On Oct. 1, Chad Graves took the helm at Ent Credit Union. The financial institution recently celebrated its 60th anniversary and finished 2017 with more than $5 billion in assets and more than 300,000 members. Ent is building three new locations in town (near UCCS, on Interquest Parkway, and at Powers Boulevard and Woodmen Road) and closing two: the Woodmen location (near their headquarters), which was recently purchased by ViewHouse, a Denver restaurant, and its Briargate location at Woodmen Road and Lexington Drive.
Originally from northern Idaho, Graves has always been interested in the business aspect of things, and from an early age he had a goal of becoming a CEO. (Though in college he did spend a few Idaho summers working for the U.S. Forest Service — serving as a fire lookout, as well as on the helicopter crew.)
He majored in management information systems at the University of Idaho and eventually found his way to Colorado Springs, with a stop in Portland, Ore. Graves enjoys the outdoors, which includes camping with his wife and three children (ages 10, 12 and 14) and, of course, fulfilling his childhood goal of being a CEO.
How are you getting the ball rolling as CEO?
We’re spending a lot of time looking at what the next 15 years will look like -— making sure we are planning and spending our resources in the best way to make sure services will be meeting and exceeding expectations. In financial services in general, we’re looking more into autonomous cars — that certainly can change the economics of car ownership. We’ll also see [continuing] trends toward mobilization — anything you can do currently has to be done on some kind of mobile platform. … [We’re trying to anticipate] our members’ needs before they even realize they have that need — trying to understand where people are at in their stage of life. If we have a family with young kiddos, let’s help them plan for college and different life events. With our members’ help, we can in turn help them manage their finances.
What did you learn from former CEO, Randy Bernstein?
Randy was a great mentor. The 18 years I’ve been at Ent, I reported to Randy all 18 of them. He was a great advocate for the fact that we’re a member-owned financial cooperative and the importance of excellent member service — always making sure we keep the member first and foremost in everything we do. … A few years ago, Randy led the credit union down the road in doing some expansion in other counties. [Our focus] in the next couple of years, is to realize that direction. We opened up two locations in Castle Rock late last year, we’ll be opening up two locations in Parker in 2018 and we’re looking for other areas in the Jefferson, Douglas, Arapahoe areas.
What has your journey at Ent looked like?
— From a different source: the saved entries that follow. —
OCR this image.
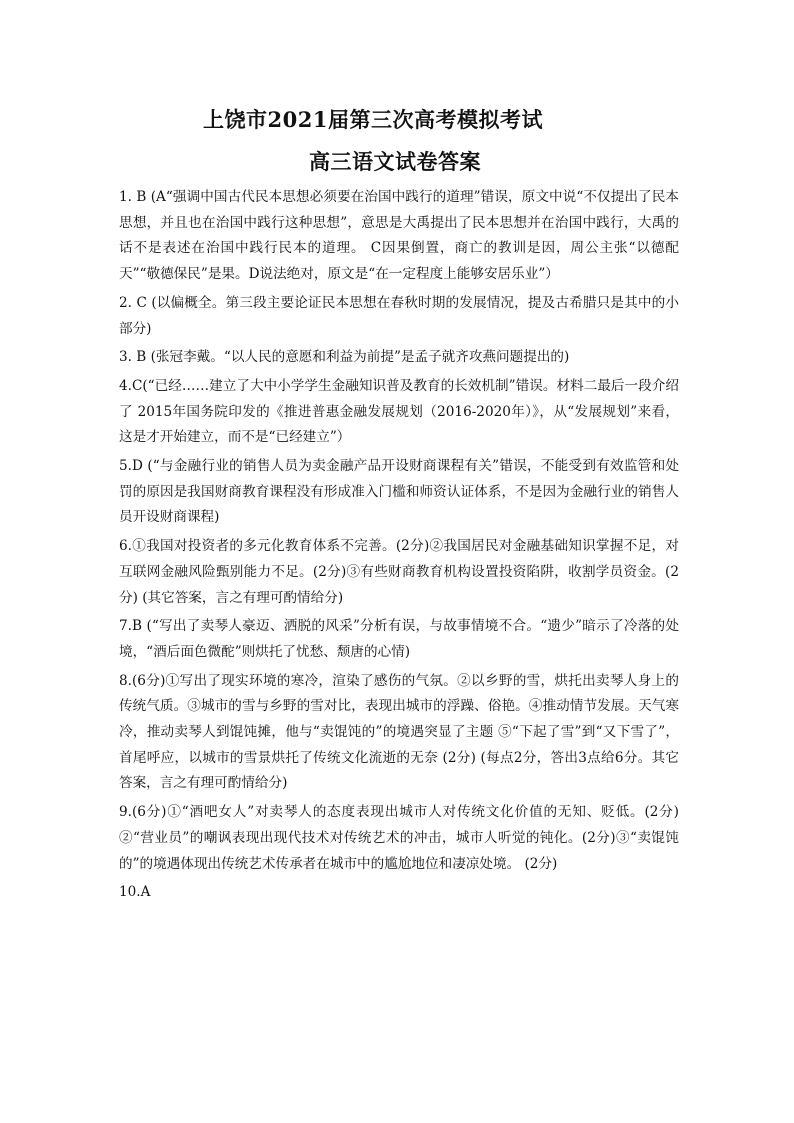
上饶市2021届第三次高考模拟考试
高三语文试卷答案

1. B (A“强调中国古代民本思想必须要在治国中践行的道理”错误，原文中说“不仅提出了民本思想，并且也在治国中践行这种思想”，意思是大禹提出了民本思想并在治国中践行，大禹的话不是表述在治国中践行民本的道理。 C因果倒置，商亡的教训是因，周公主张“以德配天”“敬德保民”是果。D说法绝对，原文是“在一定程度上能够安居乐业”）

2. C (以偏概全。第三段主要论证民本思想在春秋时期的发展情况，提及古希腊只是其中的小部分)

3. B (张冠李戴。“以人民的意愿和利益为前提”是孟子就齐攻燕问题提出的)

4.C(“已经……建立了大中小学学生金融知识普及教育的长效机制”错误。材料二最后一段介绍了 2015年国务院印发的《推进普惠金融发展规划（2016-2020年）》，从“发展规划”来看，这是才开始建立，而不是“已经建立”）

5.D (“与金融行业的销售人员为卖金融产品开设财商课程有关”错误，不能受到有效监管和处罚的原因是我国财商教育课程没有形成准入门槛和师资认证体系，不是因为金融行业的销售人员开设财商课程)

6.①我国对投资者的多元化教育体系不完善。(2分)②我国居民对金融基础知识掌握不足，对互联网金融风险甄别能力不足。(2分)③有些财商教育机构设置投资陷阱，收割学员资金。(2分) (其它答案，言之有理可酌情给分)

7.B (“写出了卖琴人豪迈、洒脱的风采”分析有误，与故事情境不合。“遗少”暗示了冷落的处境，“酒后面色微酡”则烘托了忧愁、颓唐的心情)

8.(6分)①写出了现实环境的寒冷，渲染了感伤的气氛。②以乡野的雪，烘托出卖琴人身上的传统气质。③城市的雪与乡野的雪对比，表现出城市的浮躁、俗艳。④推动情节发展。天气寒冷，推动卖琴人到馄饨摊，他与“卖馄饨的”的境遇突显了主题 ⑤“下起了雪”到“又下雪了”，首尾呼应，以城市的雪景烘托了传统文化流逝的无奈 (2分) (每点2分，答出3点给6分。其它答案，言之有理可酌情给分)

9.(6分)①“酒吧女人”对卖琴人的态度表现出城市人对传统文化价值的无知、贬低。(2分)②“营业员”的嘲讽表现出现代技术对传统艺术的冲击，城市人听觉的钝化。(2分)③“卖馄饨的”的境遇体现出传统艺术传承者在城市中的尴尬地位和凄凉处境。 (2分)

10.A
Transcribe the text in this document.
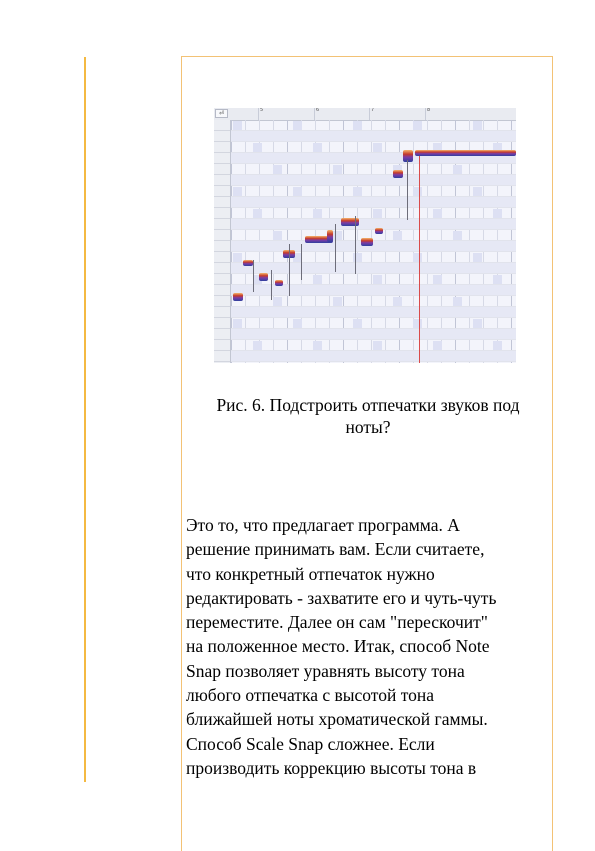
⏎	5	6	7	8
Рис. 6. Подстроить отпечатки звуков под
ноты?
Это то, что предлагает программа. А
решение принимать вам. Если считаете,
что конкретный отпечаток нужно
редактировать - захватите его и чуть-чуть
переместите. Далее он сам "перескочит"
на положенное место. Итак, способ Note
Snap позволяет уравнять высоту тона
любого отпечатка с высотой тона
ближайшей ноты хроматической гаммы.
Способ Scale Snap сложнее. Если
производить коррекцию высоты тона в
My wife and I moved here from Oregon back in 1999. At the time, Ent didn’t have online banking … and my first duty was as a manager of e-commerce. Online banking [at Ent] at that time was 30 modems answering at a computer. Our team’s responsibility was to implement web-based online banking. Along the way at Ent, I’ve had various roles within technology — director of information systems, vice president of information technology — and then a few years ago, I crossed over into being responsible for operations technology and marketing.
Any challenges you expect to face?
As great as the economy is doing, the overnight borrowing rate [Federal Reserve] is starting to tick up a bit. That will ultimately result in higher borrowing costs for consumers. As that happens, that puts a little more pressure on earnings for financial institutions. I think we’re well suited to manage that at Ent, but it’s certainly a challenge. There are always challenges regarding security. We’re fortunate we have technology, but the more members want to use all these devices … there’s always a security challenge. We need to make sure we stay on top of that to protect our members’ identities and financial information. … Unfortunately the bad guys are very sophisticated, so staying ahead of them is an ongoing challenge for any financial institution.
What has changed the most during your time at Ent?
What’s interesting is how much it hasn’t changed. In 1999 and 2000, all the trade publications within the credit union industry were predicting the demise of the service center of the branch. That hasn’t happened; in fact it’s grown. What we’ve found is that our members, and customers in general of financial institutions, want more of everything. Consumers want to access us in the way that’s most convenient for them at the time. It’s important for us to always be interacting with our members and watching other spaces, such as retail, to try to look for consumer trends and desires because there doesn’t seem to be one channel that dominates.
What will the new locations offer?
All three will have drive-up locations, biometric safe deposit boxes, video ITM [Interactive Teller Machines]. … We’re hoping these video teller machines will take off, just from a convenience aspect. We are already finding people love the ATM side of it, but we want to tell more of the story that you can actually have a friendly face on the other side of it. [A live video screen will reflect those friendly faces, who are based at the Ent headquarters on Campus Drive.]… It’s a better experience. It’s like you’re inside the service center, but in your car. It’s an exciting thing for us.